9 June 2012

UC Bach

This was a combination I jumped at: UC Chorale and JS Bach. Everyone loves Bach; enough said. But the UC (University of Canberra) College of Music has intrigued me since I was singing in a few local choirs a few years back and heard something of them. The website suggests training and performance with a strong community orientation that caters for all levels. Some performing groups are auditioned, others not, but they perform significant works. This performance was of two Bach Cantatas (BWV105, BWV39) and the G Major mass (BWV236) by the UC Chorale. It’s an unauditioned choir, has a strong training component and it performs at least two major performances each year.

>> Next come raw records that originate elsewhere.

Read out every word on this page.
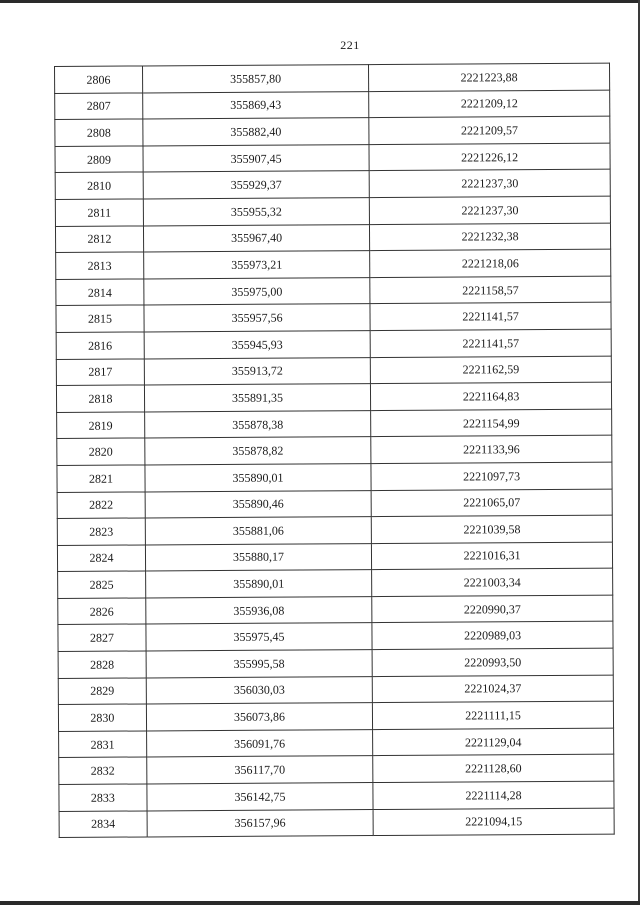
221
2806	355857,80	2221223,88
2807	355869,43	2221209,12
2808	355882,40	2221209,57
2809	355907,45	2221226,12
2810	355929,37	2221237,30
2811	355955,32	2221237,30
2812	355967,40	2221232,38
2813	355973,21	2221218,06
2814	355975,00	2221158,57
2815	355957,56	2221141,57
2816	355945,93	2221141,57
2817	355913,72	2221162,59
2818	355891,35	2221164,83
2819	355878,38	2221154,99
2820	355878,82	2221133,96
2821	355890,01	2221097,73
2822	355890,46	2221065,07
2823	355881,06	2221039,58
2824	355880,17	2221016,31
2825	355890,01	2221003,34
2826	355936,08	2220990,37
2827	355975,45	2220989,03
2828	355995,58	2220993,50
2829	356030,03	2221024,37
2830	356073,86	2221111,15
2831	356091,76	2221129,04
2832	356117,70	2221128,60
2833	356142,75	2221114,28
2834	356157,96	2221094,15
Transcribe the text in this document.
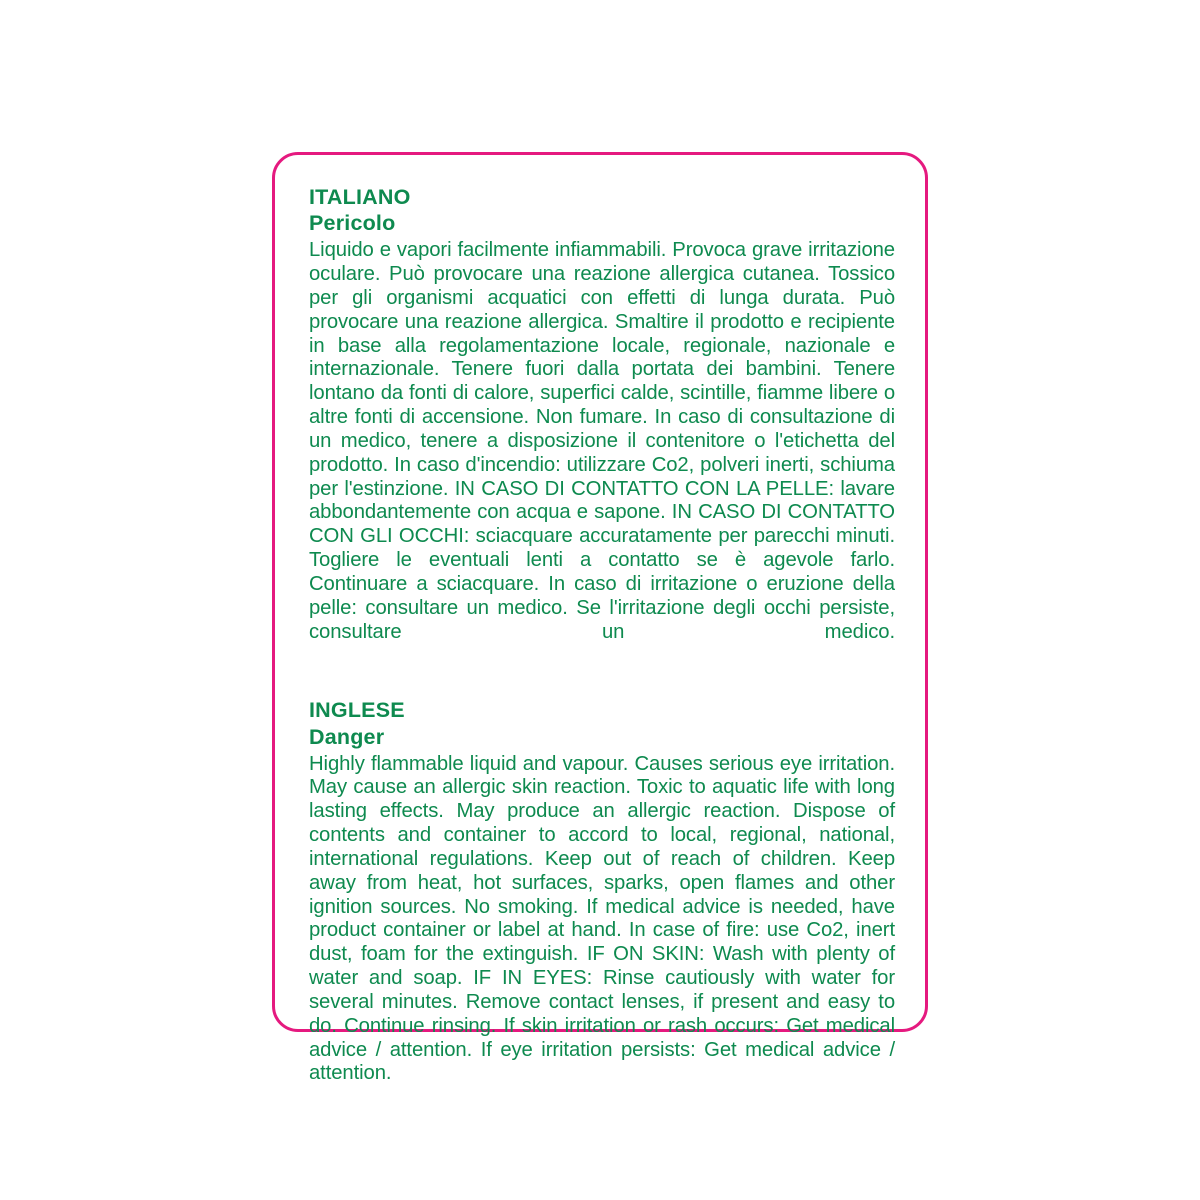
ITALIANO
Pericolo
Liquido e vapori facilmente infiammabili. Provoca grave irritazione oculare. Può provocare una reazione allergica cutanea. Tossico per gli organismi acquatici con effetti di lunga durata. Può provocare una reazione allergica. Smaltire il prodotto e recipiente in base alla regolamentazione locale, regionale, nazionale e internazionale. Tenere fuori dalla portata dei bambini. Tenere lontano da fonti di calore, superfici calde, scintille, fiamme libere o altre fonti di accensione. Non fumare. In caso di consultazione di un medico, tenere a disposizione il contenitore o l'etichetta del prodotto. In caso d'incendio: utilizzare Co2, polveri inerti, schiuma per l'estinzione. IN CASO DI CONTATTO CON LA PELLE: lavare abbondantemente con acqua e sapone. IN CASO DI CONTATTO CON GLI OCCHI: sciacquare accuratamente per parecchi minuti. Togliere le eventuali lenti a contatto se è agevole farlo. Continuare a sciacquare. In caso di irritazione o eruzione della pelle: consultare un medico. Se l'irritazione degli occhi persiste, consultare un medico.
INGLESE
Danger
Highly flammable liquid and vapour. Causes serious eye irritation. May cause an allergic skin reaction. Toxic to aquatic life with long lasting effects. May produce an allergic reaction. Dispose of contents and container to accord to local, regional, national, international regulations. Keep out of reach of children. Keep away from heat, hot surfaces, sparks, open flames and other ignition sources. No smoking. If medical advice is needed, have product container or label at hand. In case of fire: use Co2, inert dust, foam for the extinguish. IF ON SKIN: Wash with plenty of water and soap. IF IN EYES: Rinse cautiously with water for several minutes. Remove contact lenses, if present and easy to do. Continue rinsing. If skin irritation or rash occurs: Get medical advice / attention. If eye irritation persists: Get medical advice / attention.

The works required a chamber orchestra with choir and solo singers. The soloists had considerable training: these singers were not just off the street. The instrumentalists were paid, so professional. I recognised a few faces from the ANU School of Music and this was no surprise. The choir was 38 voices: surprisingly strong on sopranos and weak on tenors and basses. Unfortunate but not uncommon. The chamber orchestra was interesting, with a few strings (2 x violin, cello, bass) and continuo keys, but I found the other members interesting: bassoon, 2 x oboe, occasional trumpet, 2 x recorders. It made for an interesting sound that was obviously pre-modern and may be standard for the period. Certainly the square baroque lines of crotchets and quavers were true to style - lively and dancing, but with its own dignified, stilted formality – sometimes moving with the voices, sometimes working lines at counterpoint, but always attractive and reasoned. I say nothing by admiring the master. Bassist Justin seemed a key to all this – strongly present and steady and seemingly the loudest in this space. Maybe it was the space, but I found the choral vocal parts not too well defined, but what bliss when they opened up! Choirs are like that. The arias and recicatives made up the middle parts of each work, with choral passages at start and finish, and they were lovely and personal rather than outspoken and exciting. I particularly enjoyed one duet of sopranos that had voices playing against each other. But I felt for the singers (was it soprano Misako and bass Rohan?) who had those caddish baroque semiquaver lines to sing. It just looked and sounded so difficult. And tenor Dominic had some notes that reached like spires to the Heavens in his aria during the Mass. But I enjoyed it immensely. It’s not professional, but it’s a wonderfully capable choir. It’s a pleasure to me that a community group (admittedly with some perfectly well-trained soloists and professional instrumentalists) can do justice to these major works. I’ll be looking out for more.

The UC Chorale performed two Bach cantatas, BWV105 and BWV39 and the Mass in G major BWV236. It was led by Andrew Koll (conductor) with concert master Timothy Wickham (violin) and soloists Felicity Moran (soprano), Misako Piper (soprano), Sarahlouise Owens (soprano), Dominic Popperwell (tenor) and Mark Popperwell (tenor) and Rohan Thatcher (bass).

2 comments:

Michael Mills said...

If you missed last Thursday evening's performance, do not despair. There will a second performance this coming Monday 11/6 at 3:00 PM.

Stuart Ferguson said...

Interesting comment "Bassist Justin seemed a key to all this" - I'd say the conducting of Andrew Koll was the key, not to mention the training of the choir, which the blogger mentions, and Koll's incredible understanding of Bach's music and its performance. It'll be interesting to see how the same choir performs in September when we're told it'll be singing the Faure Requiem, which is an altogether different musical language from Bach's!